Triste y medio derrotado me recargué en el estrado de la ventanilla de atención al viajero, lamentando mi terrible y ufana situación. No sabía qué putas hacer en ese caso, las soluciones no llegaban a la cabeza. Hasta que recordé aquel papelito donde el buen Porcayo había anotado su dirección. Sería mucha mamada hablarle y pedirle dinero prestado, después que estuvimos compartiendo cuarto de hotel y yo ni siquiera lo había pelado, pensé.

Me lamentaba estúpidamente con la vista clavada al piso cuando, de pronto, escuché que alguien me dijo: “Tigrito, ¿qué andas haciendo por acá? ¿Qué te pasa?”. De inmediato volteé la mirada y vi que se trataba de mi buen amigo Adrián Gil “El Tigre”, un trovador cubano que radica en Morelia. Le platiqué mi triste situación. Solamente me faltaban 100 pesos para completar mi pasaje y me dijo: “No te preocupes, yo te lo pago”. Compró boletos para ambos. La salida era efectivamente para el siguiente día y nos marchamos. Yo más feliz, obviamente, que él.

Él regresó a casa de uno de sus compas y yo le pedí que me llevara a casa de Porcayo. Antes de esto le hablé y le dije que si me podía recibir.

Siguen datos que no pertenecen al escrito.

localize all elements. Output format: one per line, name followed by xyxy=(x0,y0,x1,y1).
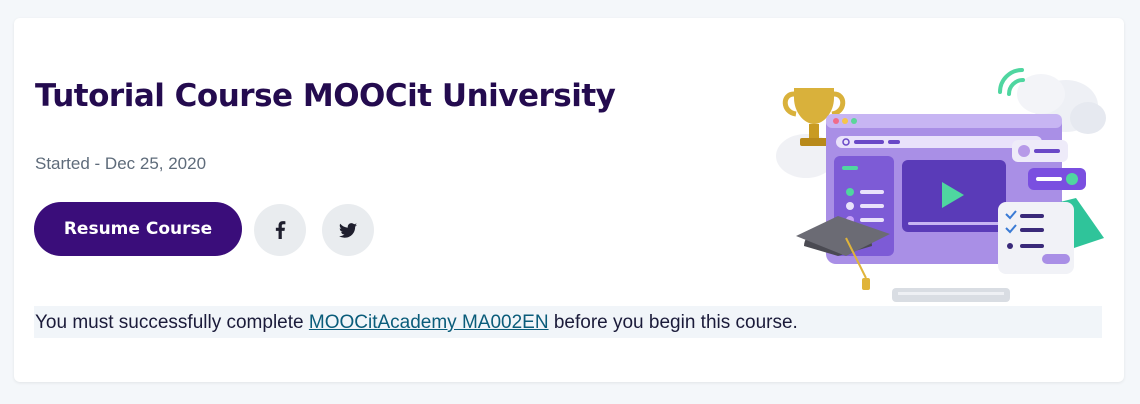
resume-course-button[interactable]: Resume Course xyxy=(34,202,242,256)
prerequisite-notice: You must successfully complete MOOCitAca… xyxy=(34,306,1102,338)
prerequisite-text-before: You must successfully complete xyxy=(35,312,309,333)
prerequisite-text-after: before you begin this course. xyxy=(548,312,798,333)
twitter-share-button[interactable] xyxy=(322,204,374,256)
checklist-illustration xyxy=(998,202,1074,274)
facebook-share-button[interactable] xyxy=(254,204,306,256)
course-illustration xyxy=(776,68,1106,302)
course-title: Tutorial Course MOOCit University xyxy=(35,78,616,114)
twitter-icon xyxy=(339,222,357,238)
prerequisite-course-link[interactable]: MOOCitAcademy MA002EN xyxy=(309,312,549,333)
keyboard-icon xyxy=(892,288,1010,302)
course-start-date: Started - Dec 25, 2020 xyxy=(35,154,207,173)
facebook-icon xyxy=(275,221,286,239)
course-card: Tutorial Course MOOCit University Starte… xyxy=(14,18,1124,382)
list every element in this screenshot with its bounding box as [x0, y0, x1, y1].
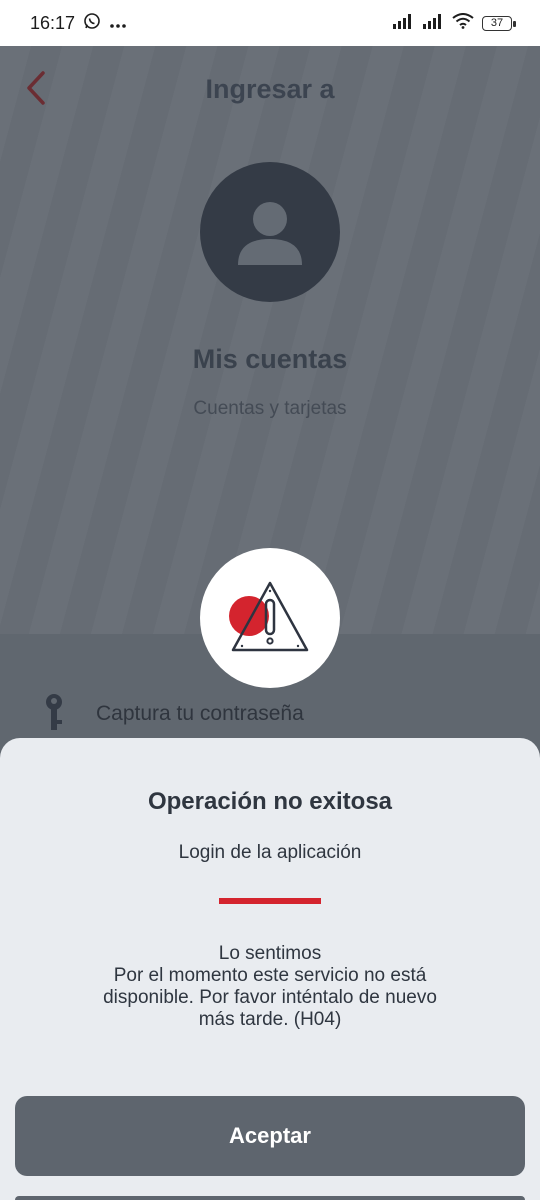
battery-icon: 37	[482, 15, 516, 31]
account-title: Mis cuentas	[192, 344, 348, 374]
message-line: disponible. Por favor inténtalo de nuevo	[103, 987, 437, 1008]
message-line: más tarde. (H04)	[198, 1009, 342, 1030]
signal-icon	[422, 13, 444, 34]
signal-icon	[392, 13, 414, 34]
status-time: 16:17	[30, 12, 76, 33]
status-bar: 16:17 37	[0, 0, 540, 46]
status-left: 16:17	[30, 12, 127, 35]
page-title: Ingresar a	[205, 74, 335, 104]
accent-divider	[219, 898, 321, 904]
message-line: Lo sentimos	[218, 943, 322, 964]
dialog-message: Lo sentimos Por el momento este servicio…	[60, 943, 480, 1031]
error-dialog: Operación no exitosa Login de la aplicac…	[0, 738, 540, 1200]
wifi-icon	[452, 12, 474, 34]
warning-badge	[200, 548, 340, 688]
whatsapp-icon	[83, 12, 101, 35]
account-subtitle: Cuentas y tarjetas	[193, 398, 347, 419]
password-label[interactable]: Captura tu contraseña	[96, 702, 304, 726]
next-button-edge	[15, 1196, 525, 1200]
dialog-title: Operación no exitosa	[147, 788, 393, 815]
message-line: Por el momento este servicio no está	[113, 965, 427, 986]
accept-button[interactable]: Aceptar	[15, 1096, 525, 1176]
battery-level: 37	[490, 16, 504, 29]
key-icon	[40, 692, 68, 732]
more-dots-icon	[109, 13, 127, 34]
warning-icon	[229, 581, 309, 652]
avatar[interactable]	[200, 162, 340, 302]
status-right: 37	[392, 12, 516, 34]
dialog-subtitle: Login de la aplicación	[178, 842, 362, 863]
user-icon	[238, 202, 302, 265]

Atentamente me recibieron y ante mi estado maléfico gripiento salieron, junto con su amable esposa Alma Delia, para buscar algo de medicamento para reponerme. Esa noche platicamos sobre el Cyberpunk, la contracultura, entre otras cosas.

Porcayo me regaló su afamada novela La primera calle de la soledad y unas revistas Complot que guardaba desde hace varios años. Me hicieron un té, me pusieron un tendido en la sala, me dieron de cenar y jugué un poco con su querido gato. Cosa que agradecí profundamente y por las que les estaré eternamente agradecido.


La primera calle de la soledad de Gerardo Horacio Porcayo

A la mañana siguiente, el mismo Porcayo me acompañó hasta la central, donde ya se encontraba “El Tigre”. Ahí me dejó y me quedé con el otro amigo, quien seguramente me vio falto de alimentos o desesperadamente dañado por mi enfermedad gripienta. Entonces me encargó el gran estuche con su guitarra y salió del lugar sin decirme nada. El camión ya estaba por salir. Le pedí al chofer que aguantara, que aún había un pasajero por abordar. Y entonces apareció Adrián con dos tortas bajo el brazo. Me dio una. Pidió que su estuche guitarrero fuera bien tratado y acomodado en el portaequipaje y emprendimos el viaje de regreso a Morelia.

Desde entonces no he regresado a Puebla, pero puedo presumir que compartí habitación y casa con un cyberpunk poblano y de los chingones. Espero pronto regresar para regresarle el favor a él y su familia. Benditos amigos que de todo nos salvan.